The fascinating part of this story is that the unemployment rate rose 0.2 percentage points (to 3.9 percent) in the midst of this surge in jobs creation. In addition to the 312,000 newly-hired workers, there were another additional 276,000 who were actively seeking employment. Since the US population only grew by 180,000 between November and December, this indicates that workers are continuing to come off the sidelines and rejoin the labor force. The labor force participation rate correspondingly rose by 0.2 percentage points (to 63.1 percent).
Women Leading the Way
But even more interesting is the fact that women fueled the increase in jobs, while men were responsible for the increase in unemployment (at least for last month). Adult women’s (20 years and over) employment increased by 269,000 while the number of unemployed adult women increased by 21,000. Adult men’s employment dropped by 132,000 while the number of unemployed adult men increased by 224,000. This is part of a larger trend—over the last year women have filled about 60 percent of new jobs. This odd result may partially reflect the effect of retirements since the baby boomer generation has a higher male-to-female employment ratio, but that explanation alone doesn’t seem sufficient for the size of these changes.
Wage growth continued to creep upward as well, with average hourly earnings increasing by 3.2 percent over the year, and average weekly earnings increasing by the same amount.
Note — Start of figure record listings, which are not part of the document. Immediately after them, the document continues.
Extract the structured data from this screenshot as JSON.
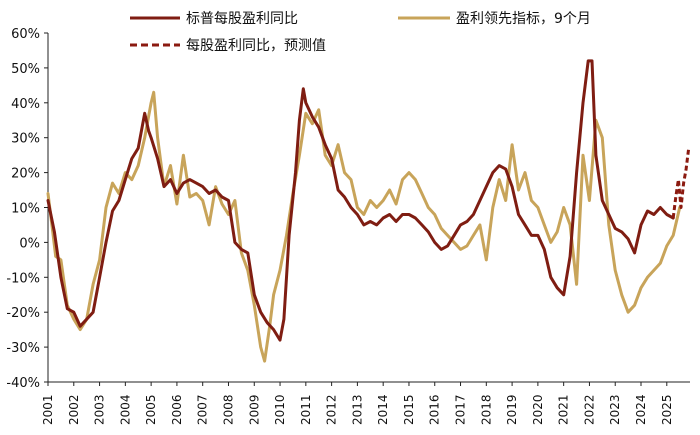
{
  "chart_data": {
    "type": "line",
    "title": "",
    "xlabel": "",
    "ylabel": "",
    "ylim": [
      -40,
      60
    ],
    "ytick_values": [
      -40,
      -30,
      -20,
      -10,
      0,
      10,
      20,
      30,
      40,
      50,
      60
    ],
    "ytick_labels": [
      "-40%",
      "-30%",
      "-20%",
      "-10%",
      "0%",
      "10%",
      "20%",
      "30%",
      "40%",
      "50%",
      "60%"
    ],
    "xlim": [
      2001,
      2025.9
    ],
    "xtick_labels": [
      "2001",
      "2002",
      "2003",
      "2004",
      "2005",
      "2006",
      "2007",
      "2008",
      "2009",
      "2010",
      "2011",
      "2012",
      "2013",
      "2014",
      "2015",
      "2016",
      "2017",
      "2018",
      "2019",
      "2020",
      "2021",
      "2022",
      "2023",
      "2024",
      "2025"
    ],
    "grid": false,
    "legend_position": "top",
    "series": [
      {
        "name": "标普每股盈利同比",
        "color": "#7f1d12",
        "style": "solid",
        "points": [
          [
            2001.0,
            12
          ],
          [
            2001.25,
            3
          ],
          [
            2001.5,
            -10
          ],
          [
            2001.75,
            -19
          ],
          [
            2002.0,
            -20
          ],
          [
            2002.25,
            -24
          ],
          [
            2002.5,
            -22
          ],
          [
            2002.75,
            -20
          ],
          [
            2003.0,
            -10
          ],
          [
            2003.25,
            0
          ],
          [
            2003.5,
            9
          ],
          [
            2003.75,
            12
          ],
          [
            2004.0,
            18
          ],
          [
            2004.25,
            24
          ],
          [
            2004.5,
            27
          ],
          [
            2004.75,
            37
          ],
          [
            2004.9,
            32
          ],
          [
            2005.0,
            30
          ],
          [
            2005.25,
            24
          ],
          [
            2005.5,
            16
          ],
          [
            2005.75,
            18
          ],
          [
            2006.0,
            14
          ],
          [
            2006.25,
            17
          ],
          [
            2006.5,
            18
          ],
          [
            2006.75,
            17
          ],
          [
            2007.0,
            16
          ],
          [
            2007.25,
            14
          ],
          [
            2007.5,
            15
          ],
          [
            2007.75,
            13
          ],
          [
            2008.0,
            12
          ],
          [
            2008.25,
            0
          ],
          [
            2008.5,
            -2
          ],
          [
            2008.75,
            -3
          ],
          [
            2009.0,
            -15
          ],
          [
            2009.25,
            -20
          ],
          [
            2009.5,
            -23
          ],
          [
            2009.75,
            -25
          ],
          [
            2010.0,
            -28
          ],
          [
            2010.15,
            -22
          ],
          [
            2010.35,
            2
          ],
          [
            2010.6,
            20
          ],
          [
            2010.75,
            35
          ],
          [
            2010.9,
            44
          ],
          [
            2011.0,
            40
          ],
          [
            2011.25,
            36
          ],
          [
            2011.5,
            33
          ],
          [
            2011.75,
            28
          ],
          [
            2012.0,
            24
          ],
          [
            2012.25,
            15
          ],
          [
            2012.5,
            13
          ],
          [
            2012.75,
            10
          ],
          [
            2013.0,
            8
          ],
          [
            2013.25,
            5
          ],
          [
            2013.5,
            6
          ],
          [
            2013.75,
            5
          ],
          [
            2014.0,
            7
          ],
          [
            2014.25,
            8
          ],
          [
            2014.5,
            6
          ],
          [
            2014.75,
            8
          ],
          [
            2015.0,
            8
          ],
          [
            2015.25,
            7
          ],
          [
            2015.5,
            5
          ],
          [
            2015.75,
            3
          ],
          [
            2016.0,
            0
          ],
          [
            2016.25,
            -2
          ],
          [
            2016.5,
            -1
          ],
          [
            2016.75,
            2
          ],
          [
            2017.0,
            5
          ],
          [
            2017.25,
            6
          ],
          [
            2017.5,
            8
          ],
          [
            2017.75,
            12
          ],
          [
            2018.0,
            16
          ],
          [
            2018.25,
            20
          ],
          [
            2018.5,
            22
          ],
          [
            2018.75,
            21
          ],
          [
            2019.0,
            16
          ],
          [
            2019.25,
            8
          ],
          [
            2019.5,
            5
          ],
          [
            2019.75,
            2
          ],
          [
            2020.0,
            2
          ],
          [
            2020.25,
            -2
          ],
          [
            2020.5,
            -10
          ],
          [
            2020.75,
            -13
          ],
          [
            2021.0,
            -15
          ],
          [
            2021.25,
            -4
          ],
          [
            2021.5,
            20
          ],
          [
            2021.75,
            40
          ],
          [
            2021.95,
            52
          ],
          [
            2022.1,
            52
          ],
          [
            2022.25,
            25
          ],
          [
            2022.5,
            12
          ],
          [
            2022.75,
            8
          ],
          [
            2023.0,
            4
          ],
          [
            2023.25,
            3
          ],
          [
            2023.5,
            1
          ],
          [
            2023.75,
            -3
          ],
          [
            2024.0,
            5
          ],
          [
            2024.25,
            9
          ],
          [
            2024.5,
            8
          ],
          [
            2024.75,
            10
          ],
          [
            2025.0,
            8
          ],
          [
            2025.25,
            7
          ]
        ]
      },
      {
        "name": "盈利领先指标，9个月",
        "color": "#c8a45a",
        "style": "solid",
        "points": [
          [
            2001.0,
            14
          ],
          [
            2001.15,
            5
          ],
          [
            2001.3,
            -4
          ],
          [
            2001.5,
            -5
          ],
          [
            2001.75,
            -18
          ],
          [
            2002.0,
            -22
          ],
          [
            2002.25,
            -25
          ],
          [
            2002.5,
            -22
          ],
          [
            2002.75,
            -12
          ],
          [
            2003.0,
            -5
          ],
          [
            2003.25,
            10
          ],
          [
            2003.5,
            17
          ],
          [
            2003.75,
            14
          ],
          [
            2004.0,
            20
          ],
          [
            2004.25,
            18
          ],
          [
            2004.5,
            22
          ],
          [
            2004.75,
            30
          ],
          [
            2005.0,
            40
          ],
          [
            2005.1,
            43
          ],
          [
            2005.25,
            30
          ],
          [
            2005.5,
            16
          ],
          [
            2005.75,
            22
          ],
          [
            2006.0,
            11
          ],
          [
            2006.25,
            25
          ],
          [
            2006.5,
            13
          ],
          [
            2006.75,
            14
          ],
          [
            2007.0,
            12
          ],
          [
            2007.25,
            5
          ],
          [
            2007.5,
            16
          ],
          [
            2007.75,
            11
          ],
          [
            2008.0,
            8
          ],
          [
            2008.25,
            12
          ],
          [
            2008.5,
            -3
          ],
          [
            2008.75,
            -8
          ],
          [
            2009.0,
            -18
          ],
          [
            2009.25,
            -30
          ],
          [
            2009.4,
            -34
          ],
          [
            2009.6,
            -24
          ],
          [
            2009.75,
            -15
          ],
          [
            2010.0,
            -8
          ],
          [
            2010.25,
            2
          ],
          [
            2010.5,
            14
          ],
          [
            2010.75,
            25
          ],
          [
            2011.0,
            37
          ],
          [
            2011.25,
            34
          ],
          [
            2011.5,
            38
          ],
          [
            2011.75,
            25
          ],
          [
            2012.0,
            22
          ],
          [
            2012.25,
            28
          ],
          [
            2012.5,
            20
          ],
          [
            2012.75,
            18
          ],
          [
            2013.0,
            10
          ],
          [
            2013.25,
            8
          ],
          [
            2013.5,
            12
          ],
          [
            2013.75,
            10
          ],
          [
            2014.0,
            12
          ],
          [
            2014.25,
            15
          ],
          [
            2014.5,
            11
          ],
          [
            2014.75,
            18
          ],
          [
            2015.0,
            20
          ],
          [
            2015.25,
            18
          ],
          [
            2015.5,
            14
          ],
          [
            2015.75,
            10
          ],
          [
            2016.0,
            8
          ],
          [
            2016.25,
            4
          ],
          [
            2016.5,
            2
          ],
          [
            2016.75,
            0
          ],
          [
            2017.0,
            -2
          ],
          [
            2017.25,
            -1
          ],
          [
            2017.5,
            2
          ],
          [
            2017.75,
            5
          ],
          [
            2018.0,
            -5
          ],
          [
            2018.25,
            10
          ],
          [
            2018.5,
            18
          ],
          [
            2018.75,
            12
          ],
          [
            2019.0,
            28
          ],
          [
            2019.25,
            15
          ],
          [
            2019.5,
            20
          ],
          [
            2019.75,
            12
          ],
          [
            2020.0,
            10
          ],
          [
            2020.25,
            5
          ],
          [
            2020.5,
            0
          ],
          [
            2020.75,
            3
          ],
          [
            2021.0,
            10
          ],
          [
            2021.25,
            5
          ],
          [
            2021.5,
            -12
          ],
          [
            2021.75,
            25
          ],
          [
            2022.0,
            12
          ],
          [
            2022.25,
            35
          ],
          [
            2022.5,
            30
          ],
          [
            2022.75,
            5
          ],
          [
            2023.0,
            -8
          ],
          [
            2023.25,
            -15
          ],
          [
            2023.5,
            -20
          ],
          [
            2023.75,
            -18
          ],
          [
            2024.0,
            -13
          ],
          [
            2024.25,
            -10
          ],
          [
            2024.5,
            -8
          ],
          [
            2024.75,
            -6
          ],
          [
            2025.0,
            -1
          ],
          [
            2025.25,
            2
          ],
          [
            2025.5,
            10
          ]
        ]
      },
      {
        "name": "每股盈利同比，预测值",
        "color": "#8b1a10",
        "style": "dashed",
        "points": [
          [
            2025.25,
            7
          ],
          [
            2025.35,
            13
          ],
          [
            2025.45,
            18
          ],
          [
            2025.55,
            10
          ],
          [
            2025.65,
            17
          ],
          [
            2025.75,
            21
          ],
          [
            2025.85,
            27
          ]
        ]
      }
    ]
  }
}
Many pundits have expressed concern that wages aren't rising faster in an economy with such low unemployment, but the torrent of new jobs being filled month after month (220,000 new jobs per month on average over the last year) shows that, in general, employers aren't having substantial problems attracting new workers.
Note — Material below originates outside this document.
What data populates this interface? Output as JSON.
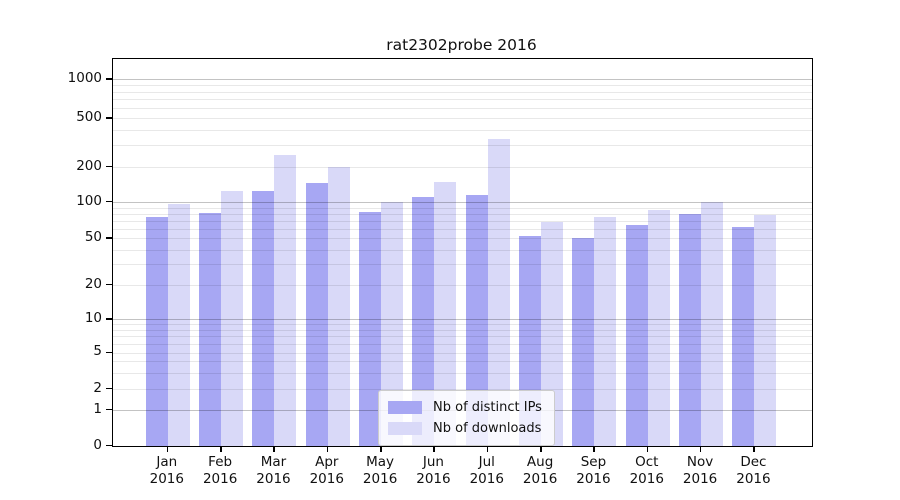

Despite all of this good news, the real question becomes: “How much better would the economy be doing now if the economic headwinds of trade wars and deficit uncertainty weren’t holding growth back?” We might have to invent a bigger word than “boom.”
Quick Statistics from the December BLS Jobs Report
Headline Employment Statistics
- Total nonfarm payroll employment increased by 312,000 jobs.
- The labor force participation rate increased by 0.2 percentage points to 63.1 percent.
- The headline unemployment rate (U-3) increased by 0.2 percentage points to 3.9 percent.
- The mid- to long-term unemployment rate (15 weeks or longer; U-1) held steady at 1.3 percent.
- The discouraged worker unemployment rate (U-4) increased by 0.1 percentage points to 4.1 percent.
- The comprehensive jobless rate (U-5b) increased by 0.1 percentage points to 6.9 percent.
Deeper Unemployment Statistics
- Long-term unemployed workers (27 weeks or longer) increased by 47,000 to 1,306,000; the proportion of long-term unemployed workers fell slightly to 20.5 percent of those who are unemployed
- The number of people who wanted to work full time, but who could only find part-time work for economic reasons, fell by 124,000 to 4,657,000, which was 18 percent of all part-time workers.
- Average hourly earnings rose by 3.2 percent over the previous 12 months.
- Average weekly earnings rose by 3.2 percent over the previous 12 months.